The College of Pharmacy and Pharmaceutical Sciences hosted its 27th Annual Clinical Pharmacy Symposium and celebrated the grand opening of the new pharmacy building.
On Friday, officials from the school opened the weekend with health care and drug therapy for elders. The first day’s events closed with the opening of the building, a tour and a reception.
“The facility is 67,000 square feet,” said COPPS Dean Henry Lewis. He said that the College of Pharmacy is already planning to add a wing to the new building, which will be another 60,000 feet.
The building includes a locker room for students, a 100-station computer lab, a simulated prescription lab and a “sterile environment for IVs.”
“We have a state-of-the-art facility,” Lewis said. “We are one of 37 colleges with Internet 2 (a co-op co exclusively by 200 universities for advancing technology) nationwide access. What is at Harvard and MIT is at FAMU.”
On Saturday, the symposium continued with a town hall forum about the new Medicaid bill affecting elders and the poor.

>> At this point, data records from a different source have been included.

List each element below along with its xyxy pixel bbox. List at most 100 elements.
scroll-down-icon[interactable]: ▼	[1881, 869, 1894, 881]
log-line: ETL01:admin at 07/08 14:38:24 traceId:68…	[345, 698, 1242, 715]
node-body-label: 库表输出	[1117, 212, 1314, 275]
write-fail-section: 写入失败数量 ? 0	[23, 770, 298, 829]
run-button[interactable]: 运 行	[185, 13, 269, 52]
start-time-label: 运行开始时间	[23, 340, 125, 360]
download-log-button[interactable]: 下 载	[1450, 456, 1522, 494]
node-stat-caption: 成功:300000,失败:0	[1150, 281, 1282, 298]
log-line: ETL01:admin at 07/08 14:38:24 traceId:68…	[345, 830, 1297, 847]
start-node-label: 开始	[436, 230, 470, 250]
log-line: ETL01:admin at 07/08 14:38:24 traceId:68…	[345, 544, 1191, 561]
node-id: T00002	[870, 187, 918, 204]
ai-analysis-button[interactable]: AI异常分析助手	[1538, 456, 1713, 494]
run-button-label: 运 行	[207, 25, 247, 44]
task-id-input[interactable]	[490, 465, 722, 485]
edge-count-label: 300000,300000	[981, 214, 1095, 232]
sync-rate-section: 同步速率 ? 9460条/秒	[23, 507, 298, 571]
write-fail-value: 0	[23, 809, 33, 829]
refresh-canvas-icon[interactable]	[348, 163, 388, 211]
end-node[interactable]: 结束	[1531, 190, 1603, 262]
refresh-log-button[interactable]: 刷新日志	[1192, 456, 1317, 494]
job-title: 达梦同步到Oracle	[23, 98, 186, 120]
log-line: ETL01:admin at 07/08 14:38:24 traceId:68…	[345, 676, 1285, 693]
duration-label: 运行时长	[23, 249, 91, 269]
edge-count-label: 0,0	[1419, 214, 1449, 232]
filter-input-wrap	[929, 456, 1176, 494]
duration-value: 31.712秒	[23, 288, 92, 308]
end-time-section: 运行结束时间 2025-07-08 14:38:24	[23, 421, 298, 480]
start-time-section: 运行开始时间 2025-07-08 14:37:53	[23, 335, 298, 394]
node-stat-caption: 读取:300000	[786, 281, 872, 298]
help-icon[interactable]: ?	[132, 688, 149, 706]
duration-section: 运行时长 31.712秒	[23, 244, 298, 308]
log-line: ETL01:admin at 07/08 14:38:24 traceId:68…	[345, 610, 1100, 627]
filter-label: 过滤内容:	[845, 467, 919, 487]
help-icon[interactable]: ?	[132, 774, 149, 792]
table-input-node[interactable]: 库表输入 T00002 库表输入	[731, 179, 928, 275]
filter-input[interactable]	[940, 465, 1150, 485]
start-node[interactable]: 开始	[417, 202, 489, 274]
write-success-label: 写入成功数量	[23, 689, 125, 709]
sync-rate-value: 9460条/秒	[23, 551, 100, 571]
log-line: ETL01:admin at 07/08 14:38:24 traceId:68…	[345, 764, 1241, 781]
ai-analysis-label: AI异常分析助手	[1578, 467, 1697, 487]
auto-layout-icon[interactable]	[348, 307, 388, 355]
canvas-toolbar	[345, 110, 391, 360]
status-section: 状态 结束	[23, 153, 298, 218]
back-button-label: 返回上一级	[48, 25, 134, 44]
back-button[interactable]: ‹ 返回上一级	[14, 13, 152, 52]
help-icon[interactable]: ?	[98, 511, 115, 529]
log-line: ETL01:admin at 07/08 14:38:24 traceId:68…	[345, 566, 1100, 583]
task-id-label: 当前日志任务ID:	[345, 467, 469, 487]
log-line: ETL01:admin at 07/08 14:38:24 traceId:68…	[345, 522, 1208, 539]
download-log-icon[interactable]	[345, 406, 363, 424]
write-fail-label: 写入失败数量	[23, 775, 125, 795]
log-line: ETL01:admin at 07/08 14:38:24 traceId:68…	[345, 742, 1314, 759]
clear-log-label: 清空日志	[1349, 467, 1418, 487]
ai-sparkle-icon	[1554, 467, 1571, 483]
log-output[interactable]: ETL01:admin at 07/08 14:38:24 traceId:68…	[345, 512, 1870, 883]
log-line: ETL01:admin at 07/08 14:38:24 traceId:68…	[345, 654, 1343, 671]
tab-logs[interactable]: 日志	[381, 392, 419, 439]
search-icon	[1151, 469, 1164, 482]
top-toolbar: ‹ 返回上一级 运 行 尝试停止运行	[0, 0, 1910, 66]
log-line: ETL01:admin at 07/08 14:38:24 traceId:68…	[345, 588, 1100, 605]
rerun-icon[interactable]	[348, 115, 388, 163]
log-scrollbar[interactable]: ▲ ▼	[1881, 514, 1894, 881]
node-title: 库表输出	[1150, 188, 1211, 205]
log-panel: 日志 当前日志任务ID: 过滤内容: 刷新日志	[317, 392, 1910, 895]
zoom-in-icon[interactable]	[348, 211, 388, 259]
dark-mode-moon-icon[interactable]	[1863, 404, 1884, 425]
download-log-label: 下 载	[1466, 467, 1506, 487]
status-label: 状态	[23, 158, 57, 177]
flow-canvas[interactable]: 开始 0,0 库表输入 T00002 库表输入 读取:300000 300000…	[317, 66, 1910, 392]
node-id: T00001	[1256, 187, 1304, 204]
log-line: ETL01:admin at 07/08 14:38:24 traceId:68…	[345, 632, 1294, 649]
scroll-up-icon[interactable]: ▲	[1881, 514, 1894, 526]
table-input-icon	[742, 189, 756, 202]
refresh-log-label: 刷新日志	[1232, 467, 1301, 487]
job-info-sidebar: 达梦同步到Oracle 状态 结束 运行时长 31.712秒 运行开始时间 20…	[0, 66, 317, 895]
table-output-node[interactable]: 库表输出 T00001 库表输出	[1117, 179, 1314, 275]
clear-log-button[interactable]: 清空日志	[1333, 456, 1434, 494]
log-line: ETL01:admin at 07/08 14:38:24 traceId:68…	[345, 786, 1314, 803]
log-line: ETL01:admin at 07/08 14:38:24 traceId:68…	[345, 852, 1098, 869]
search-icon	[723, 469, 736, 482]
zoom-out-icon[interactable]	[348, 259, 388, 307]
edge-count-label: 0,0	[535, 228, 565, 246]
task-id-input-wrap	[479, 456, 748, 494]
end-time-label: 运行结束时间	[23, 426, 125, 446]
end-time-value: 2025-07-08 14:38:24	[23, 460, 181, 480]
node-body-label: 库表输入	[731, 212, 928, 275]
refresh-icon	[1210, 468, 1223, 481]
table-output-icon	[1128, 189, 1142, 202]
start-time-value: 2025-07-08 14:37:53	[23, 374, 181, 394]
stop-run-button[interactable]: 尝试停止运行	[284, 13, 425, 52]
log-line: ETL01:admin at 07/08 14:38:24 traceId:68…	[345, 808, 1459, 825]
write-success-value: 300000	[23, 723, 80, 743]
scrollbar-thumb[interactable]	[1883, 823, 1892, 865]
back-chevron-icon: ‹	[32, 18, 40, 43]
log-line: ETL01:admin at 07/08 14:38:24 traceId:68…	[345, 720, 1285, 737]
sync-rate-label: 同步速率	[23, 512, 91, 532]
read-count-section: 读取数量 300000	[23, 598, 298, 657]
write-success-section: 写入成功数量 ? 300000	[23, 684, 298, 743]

“(When) making drugs affordable to Medicare beneficiaries, competition is a great factor,” said Robert Kane, the Minnesota chair in long-term care and aging at the University of Minnesota.
Kane explained the breakdown of deductibles and coinsurance for the new plan. Those in attendance reached a consensus that the Medicaid bill is not perfect and that a lobbyist for the pharmacists is needed.
Problems, such as the Medicaid bill, are the reason the school hosts the symposium each year.
“It is the equivalent to homecoming,” Lewis said. “In fact, it is an academic homecoming. We have alumni come back; they see problems like the bill and find potential solutions.”
Apart from the various speakers, the symposium attracted different vendors such as COR International, Inc.
COR is a pharmaceutical company founded by Orazo Whited.
“We are partnered with FAMU,” Whited said. “We want to commercialize FAMU’s pharmacy program.”
Whited said that COR is timely because Tallahassee Mayor John Marks III wanted to begin to make the city a competitive pharmaceutical entity.
“The mayor has vowed his support,” Whited said. “We have also had overwhelming support from the chamber of commerce.”
The symposium ended Sunday with seminars on painkillers for cancer patients and medications for HIV and AIDS patients.